Today I want to describe another aspect of my bullet journaling, my weekly review. This is the first week I’ve taken a data analysis approach, and I am pleased with the results. I took a quick picture, which shows last week’s charts. (The page wasn’t flat, so the edges are blurry but legible.)
As you can see, the picture consists of three sections. The left chart is a hyperdex, just like the ones I use for my daily entries (see my initial bullet journaling post for details). Here, I take an average of the entries for the 7 days. The legend is:
I tend to track time in 15 minute increments, though I’m not strict about it. Under the hyperdex, I show the order of precedence. If an hour in a day is classified into multiple categories, I choose the first color in order. So a half-blue, half-white hour is counted as blue. I then use the most common color in the week, with order of precedence breaking any ties.
This graph shows that more often than not, I’m sleeping between the hours of 11pm and 6am, and that I’m usually productive from 8am to 4pm. I found the red hour from 9pm to 10pm interesting, too. I don’t have enough data to discern a pattern yet.
The center section accumulates the niko-niko data into a bar chart. I first learned about them during my days as a scrum master, and they are a great data point to gather about teams (see also Agile Trail). A niko-niko chart is a simple rating of happiness on a scale. I use five values: very unhappy, unhappy, meh, happy, and very happy. Another popular variation is to eliminate the middle, neutral face.

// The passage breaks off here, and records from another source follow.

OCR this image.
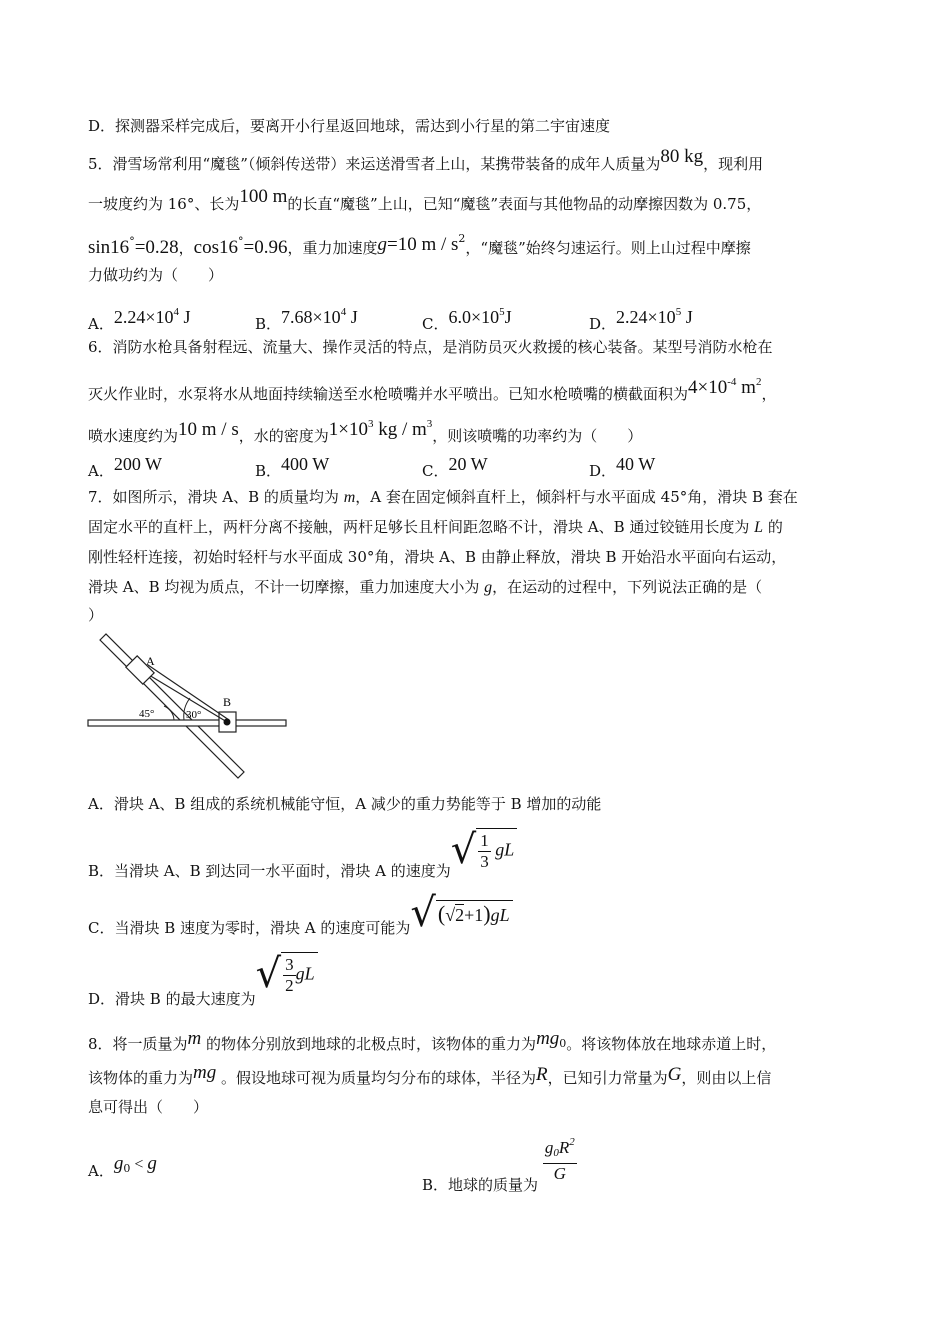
D．探测器采样完成后，要离开小行星返回地球，需达到小行星的第二宇宙速度
5．滑雪场常利用“魔毯”（倾斜传送带）来运送滑雪者上山，某携带装备的成年人质量为80 kg，现利用
一坡度约为 16°、长为100 m的长直“魔毯”上山，已知“魔毯”表面与其他物品的动摩擦因数为 0.75，
sin16°=0.28，cos16°=0.96，重力加速度g=10 m / $s^2$，“魔毯”始终匀速运行。则上山过程中摩擦
力做功约为（　　）
A．$2.24\times 10^4$ J	B．$7.68\times 10^4$ J	C．$6.0\times 10^5J$	D．$2.24\times 10^5$ J
6．消防水枪具备射程远、流量大、操作灵活的特点，是消防员灭火救援的核心装备。某型号消防水枪在
灭火作业时，水泵将水从地面持续输送至水枪喷嘴并水平喷出。已知水枪喷嘴的横截面积为$4\times 10^{-4}$ $m^2$，
喷水速度约为10 m / s，水的密度为$1\times 10^3$ kg / $m^3$，则该喷嘴的功率约为（　　）
A．200 W	B．400 W	C．20 W	D．40 W
7．如图所示，滑块 A、B 的质量均为 m，A 套在固定倾斜直杆上，倾斜杆与水平面成 45°角，滑块 B 套在
固定水平的直杆上，两杆分离不接触，两杆足够长且杆间距忽略不计，滑块 A、B 通过铰链用长度为 L 的
刚性轻杆连接，初始时轻杆与水平面成 30°角，滑块 A、B 由静止释放，滑块 B 开始沿水平面向右运动，
滑块 A、B 均视为质点，不计一切摩擦，重力加速度大小为 g，在运动的过程中，下列说法正确的是（
）
A
B
45°	30°
A．滑块 A、B 组成的系统机械能守恒，A 减少的重力势能等于 B 增加的动能
B．当滑块 A、B 到达同一水平面时，滑块 A 的速度为√ $\frac{1}{3}$ gL
C．当滑块 B 速度为零时，滑块 A 的速度可能为√(√2+1)gL
D．滑块 B 的最大速度为√ $\frac{3}{2}$ gL
8．将一质量为m 的物体分别放到地球的北极点时，该物体的重力为$mg_0$。将该物体放在地球赤道上时，
该物体的重力为mg 。假设地球可视为质量均匀分布的球体，半径为R，已知引力常量为G，则由以上信
息可得出（　　）
A．$g_0 < g$
B．地球的质量为
$\frac{g_0R^2}{G}$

I kept it so that I wouldn’t have to weigh whether a day is slightly happy or unhappy on days when I’m feeling a mix of emotions.
Last week, I was happy four out of seven days, which honestly was more than I was expecting. When I look back at my week, I tend to focus on more negative items. By asking myself this question every day, it caused me to gain a new perspective.
The right figure is a radar chart based on Zig Ziglar’s Wheel of Life. Ziglar came up with seven categories, with a section in the middle for yourself. I moved that section to its own sector, which gives the circle eight pieces and is thus easier to draw.
Those sectors are: enrichment (the center “you” piece, fun, life-enhancing experiences), social (friends, community), work (including career), family (which I subdivide into wife and children/other), spiritual (faith), financial, mind (learning, intellectual pursuits), and health (including exercise).
When I do my weekly review, I rate each area on the same niko-niko scale as I do each day. That 5-point scale translates to filling in 0-4 segments. The blue area shows the current value. The green areas show growth from the previous week. If there were shrinkage, those would be shown in red. I’m pleased to see growth but no withering.